Collecting Data From Around the World
Another organization using big data in the cloud is the Virginia Bioinformatics Institute (VBI), a research institute in Blacksburg, Va. VBI conducts genome analysis and DNA sequencing using about 100 terabytes of data that's collected each week from around the world.
"Our largest project is the downloading and reanalysis of every sequenced human genome to identify new biomarkers and drug targets, especially for cancer," says Skip Garner, executive director and professor at VBI. "We are analyzing approximately 100 genomes per day, and these are all downloaded from the cloud."
Data generated from various scientific sources is downloaded and then analyzed on VBI servers. "Recently, it has become easier and more efficient to download what we need and not keep local copies, for it amounts to tens of petabytes," Garner says. "So the cloud has enabled us to download, use and throw away raw data to save space, and then download again if necessary."
The institute hasn't used non-cloud compute resources for the research work because its codes "are memory hogs, requiring servers with at least a terabyte of RAM," he explains.
Managing big data in the cloud does come with challenges, Garner points out. The big issues are security and intellectual property. For example, VBI has permission to download certain data sets, and, in those agreements, it must maintain control, allowing only certain people to have access to the data.
"We can be absolutely sure of where the data is when it is in our servers, and we are confident that we are adhering to the terms of agreements," Garner says. "That is not [the case] when data is in the cloud. So, currently, we do not put data in the cloud, we only download."
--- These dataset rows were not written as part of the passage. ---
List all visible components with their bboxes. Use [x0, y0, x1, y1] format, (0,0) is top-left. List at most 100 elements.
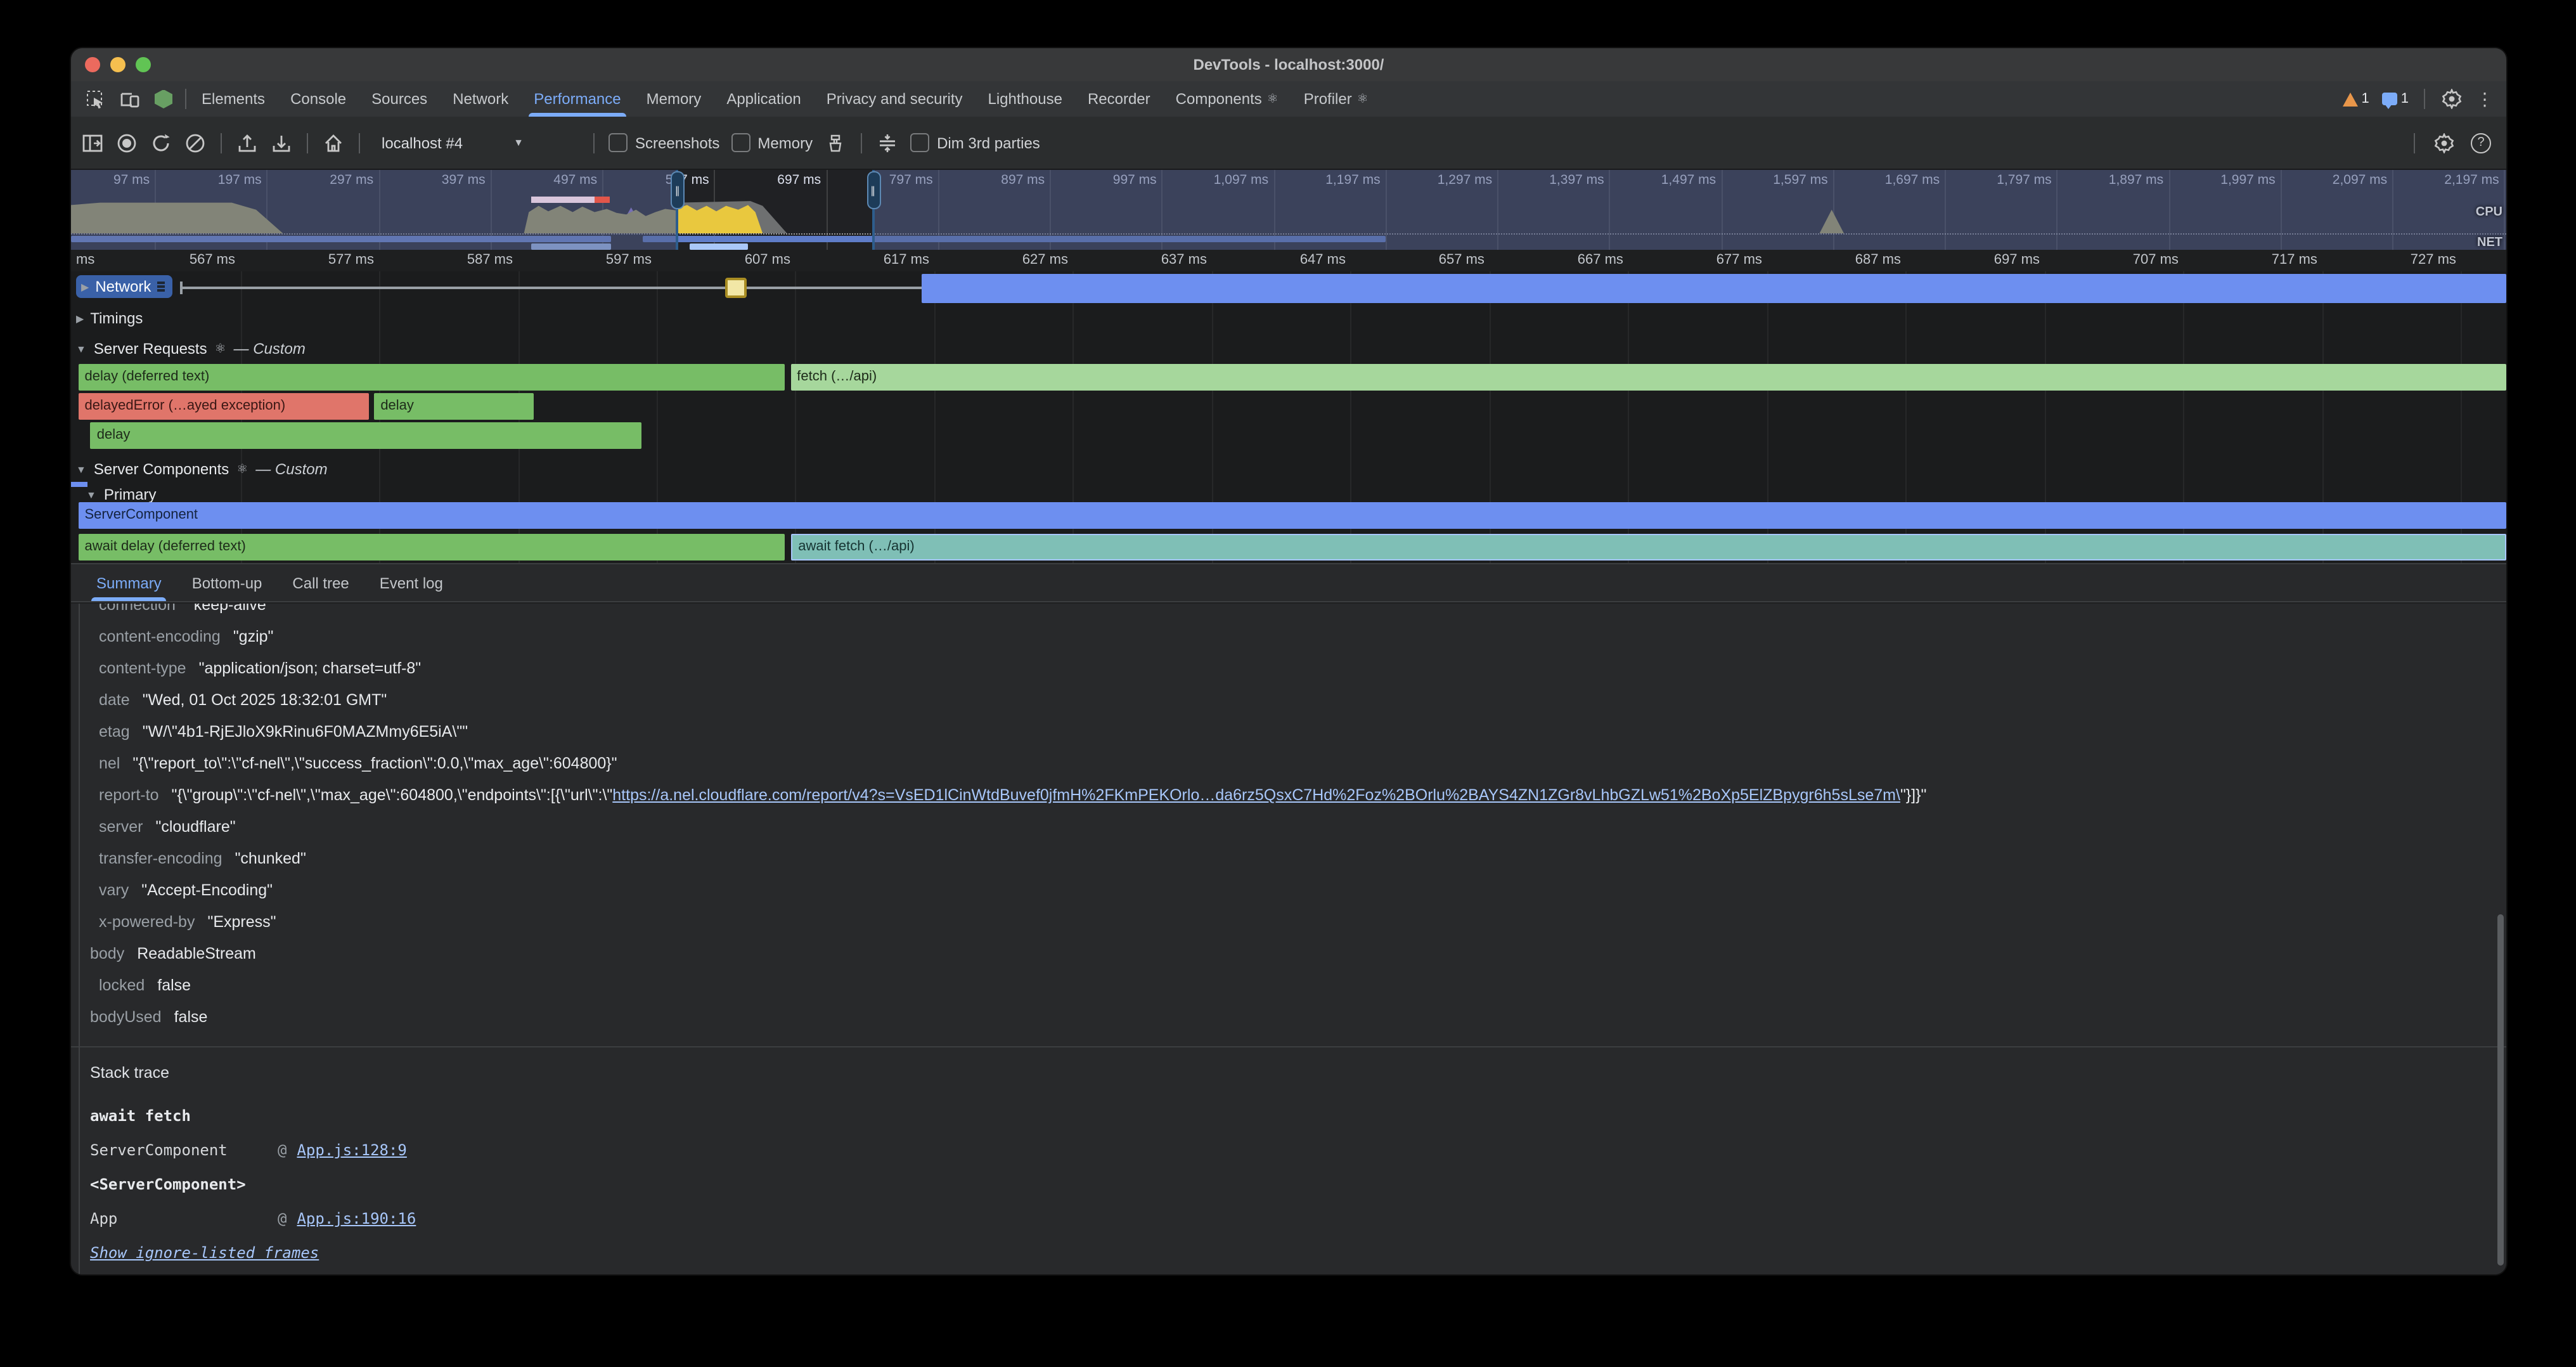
tab-components[interactable]: Components⚛ [1163, 81, 1291, 117]
flame-bar-delay[interactable]: delay [374, 393, 534, 420]
cpu-strip-label: CPU [2476, 205, 2502, 219]
scrollbar-thumb[interactable] [2497, 914, 2504, 1266]
detail-row-transfer-encoding: transfer-encoding"chunked" [90, 843, 2506, 875]
tab-memory[interactable]: Memory [634, 81, 714, 117]
messages-badge[interactable]: 1 [2382, 91, 2409, 107]
ruler-tick-label: 597 ms [606, 252, 657, 268]
net-strip-label: NET [2477, 236, 2502, 250]
summary-pane[interactable]: connection"keep-alive"content-encoding"g… [71, 604, 2506, 1274]
tab-elements[interactable]: Elements [189, 81, 278, 117]
detail-row-nel: nel"{\"report_to\":\"cf-nel\",\"success_… [90, 748, 2506, 780]
window-title: DevTools - localhost:3000/ [71, 48, 2506, 81]
home-icon[interactable] [322, 131, 345, 154]
record-and-reload-icon[interactable] [150, 131, 172, 154]
timeline-overview[interactable]: 97 ms197 ms297 ms397 ms497 ms597 ms697 m… [71, 170, 2506, 250]
report-to-url-link[interactable]: https://a.nel.cloudflare.com/report/v4?s… [612, 786, 1900, 804]
tab-privacy-and-security[interactable]: Privacy and security [814, 81, 976, 117]
collapse-arrow-icon: ▼ [76, 463, 86, 475]
drag-grip-icon [157, 282, 165, 292]
history-select[interactable]: localhost #4▼ [374, 131, 579, 154]
main-tab-bar: ElementsConsoleSourcesNetworkPerformance… [71, 81, 2506, 118]
ruler-tick-label: 587 ms [467, 252, 518, 268]
save-profile-icon[interactable] [270, 131, 293, 154]
track-server-requests[interactable]: ▼ Server Requests ⚛ — Custom [76, 340, 306, 358]
details-tab-call-tree[interactable]: Call tree [277, 564, 364, 601]
flame-bar-servercomponent[interactable]: ServerComponent [79, 502, 2506, 529]
track-primary[interactable]: ▼ Primary [86, 486, 157, 503]
overview-right-handle[interactable]: ∥ [866, 171, 880, 209]
warning-icon [2343, 92, 2358, 106]
flame-bar-delay-deferred-text[interactable]: delay (deferred text) [79, 364, 785, 391]
performance-toolbar: localhost #4▼ Screenshots Memory Dim 3rd… [71, 117, 2506, 170]
divider [359, 133, 360, 153]
expand-arrow-icon: ▶ [76, 313, 84, 324]
details-tab-bottom-up[interactable]: Bottom-up [177, 564, 278, 601]
node-icon[interactable] [155, 89, 172, 108]
message-icon [2382, 93, 2397, 105]
tab-profiler[interactable]: Profiler⚛ [1291, 81, 1381, 117]
divider [221, 133, 222, 153]
tab-application[interactable]: Application [714, 81, 813, 117]
detail-row-content-type: content-type"application/json; charset=u… [90, 653, 2506, 685]
overview-tick-label: 697 ms [777, 172, 826, 188]
react-atom-icon: ⚛ [1267, 92, 1278, 106]
tab-recorder[interactable]: Recorder [1075, 81, 1163, 117]
flame-bar-await-fetch-api[interactable]: await fetch (…/api) [790, 534, 2506, 560]
flame-bar-delayederror-ayed-exception[interactable]: delayedError (…ayed exception) [79, 393, 370, 420]
ruler-tick-label: 577 ms [328, 252, 379, 268]
toggle-sidebar-icon[interactable] [81, 131, 104, 154]
expand-arrow-icon: ▶ [81, 281, 89, 292]
collapse-sections-icon[interactable] [876, 131, 899, 154]
flame-bar-delay[interactable]: delay [91, 422, 641, 449]
device-toolbar-icon[interactable] [119, 87, 142, 110]
panel-settings-gear-icon[interactable] [2433, 131, 2456, 154]
detail-row-report-to: report-to"{\"group\":\"cf-nel\",\"max_ag… [90, 780, 2506, 812]
flame-chart-tracks[interactable]: ▶ Network ▶ Timings ▼ Server Requests ⚛ … [71, 271, 2506, 563]
source-location-link[interactable]: App.js:128:9 [297, 1134, 406, 1168]
details-tab-event-log[interactable]: Event log [364, 564, 458, 601]
collect-garbage-icon[interactable] [824, 131, 847, 154]
stack-frame: App@App.js:190:16 [90, 1202, 2506, 1236]
overview-left-handle[interactable]: ∥ [671, 171, 685, 209]
memory-checkbox[interactable]: Memory [731, 133, 813, 152]
tab-network[interactable]: Network [440, 81, 521, 117]
record-icon[interactable] [115, 131, 138, 154]
details-tab-summary[interactable]: Summary [81, 564, 177, 601]
tab-bar-right: 1 1 ⋮ [2343, 81, 2507, 117]
network-request-bar[interactable] [922, 274, 2506, 303]
track-network[interactable]: ▶ Network [76, 275, 172, 298]
help-icon[interactable]: ? [2471, 133, 2491, 153]
more-options-kebab-icon[interactable]: ⋮ [2476, 88, 2494, 110]
ruler-tick-label: 707 ms [2133, 252, 2184, 268]
tab-console[interactable]: Console [278, 81, 359, 117]
ruler-tick-label: 567 ms [190, 252, 240, 268]
checkbox-box [731, 133, 750, 152]
load-profile-icon[interactable] [236, 131, 259, 154]
detail-row-bodyUsed: bodyUsedfalse [90, 1002, 2506, 1033]
show-ignore-listed-frames-link[interactable]: Show ignore-listed frames [90, 1244, 319, 1262]
overview-dim-overlay [71, 170, 678, 250]
clear-icon[interactable] [184, 131, 207, 154]
dim-third-parties-checkbox[interactable]: Dim 3rd parties [910, 133, 1040, 152]
divider [593, 133, 595, 153]
tab-lighthouse[interactable]: Lighthouse [976, 81, 1075, 117]
inspect-element-icon[interactable] [84, 87, 106, 110]
ruler-tick-label: 607 ms [745, 252, 795, 268]
ruler-tick-label: 627 ms [1022, 252, 1073, 268]
track-server-components[interactable]: ▼ Server Components ⚛ — Custom [76, 460, 328, 478]
tab-performance[interactable]: Performance [521, 81, 633, 117]
settings-gear-icon[interactable] [2440, 87, 2463, 110]
stack-frame: await fetch [90, 1099, 2506, 1134]
ruler-tick-label: 697 ms [1994, 252, 2045, 268]
flame-bar-await-delay-deferred-text[interactable]: await delay (deferred text) [79, 534, 785, 560]
ruler-tick-label: 657 ms [1439, 252, 1490, 268]
warnings-badge[interactable]: 1 [2343, 91, 2369, 107]
flame-bar-fetch-api[interactable]: fetch (…/api) [790, 364, 2506, 391]
network-request-chip[interactable] [725, 278, 747, 298]
overview-network-bar [690, 243, 748, 250]
track-timings[interactable]: ▶ Timings [76, 309, 143, 327]
tab-sources[interactable]: Sources [359, 81, 440, 117]
network-request-whisker[interactable] [181, 287, 922, 289]
source-location-link[interactable]: App.js:190:16 [297, 1202, 416, 1236]
screenshots-checkbox[interactable]: Screenshots [609, 133, 719, 152]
Downloading and using data from the cloud saves VBI a lot on storage costs, and the return on investment was "immediate", according to Garner.
As organizations approach big data, their first choice for compute and storage platforms should be the cloud, says Chris Smith, U.S. federal chief technology and innovation officer at New York-based Accenture, a global management consulting company.
"Low cost, highly scalable and elastic capabilities are the right formula for implementing big data," Smith says. "In some cases, a big data solution in a highly secure environment may dictate an internal data center [strategy], but most organizations are developing their own internal private clouds, and this is the right place for those specific solutions as well."
Organizations continue to adopt and implement private, public and hybrid clouds, "with these technologies having become mainstream choices for developing new capabilities," Smith says. "I expect to see increased and even more rapid adoption over the next 18 to 24 months."
As organizations increase the breadth and depth of business technology offerings in the cloud, Smith says, they need to ensure that they can manage information across multiple heterogeneous environments, in order to be able to clearly develop, analyze and articulate the state of business, as well as provide highly available, high-performing services that deliver value.
"A robust cloud brokering and orchestration capability that puts the organization in the driver's seat to maintain, deliver and innovate new and better services will be key for the enterprise," Smith says.
The cloud itself will continue to generate lots of data, says London-based research firm Ovum. In "2013 Trends to Watch: Cloud Computing," the firm says that 2013 will see cloud computing continue to grow rapidly. Cloud computing in all its types—public, private and hybrid—is building momentum, evolving fast and becoming increasingly enterprise-grade, Ovum says.
Cloud computing services—and the social and mobile applications that cloud platforms underpin—are generating a lot of data, which, in turn, requires cloud services and applications to make sense of it, Ovum notes.
This trend is fueling other industry trends, such as the Internet of things (machine-to-machine communication and data processing), consumerization of IT and big data.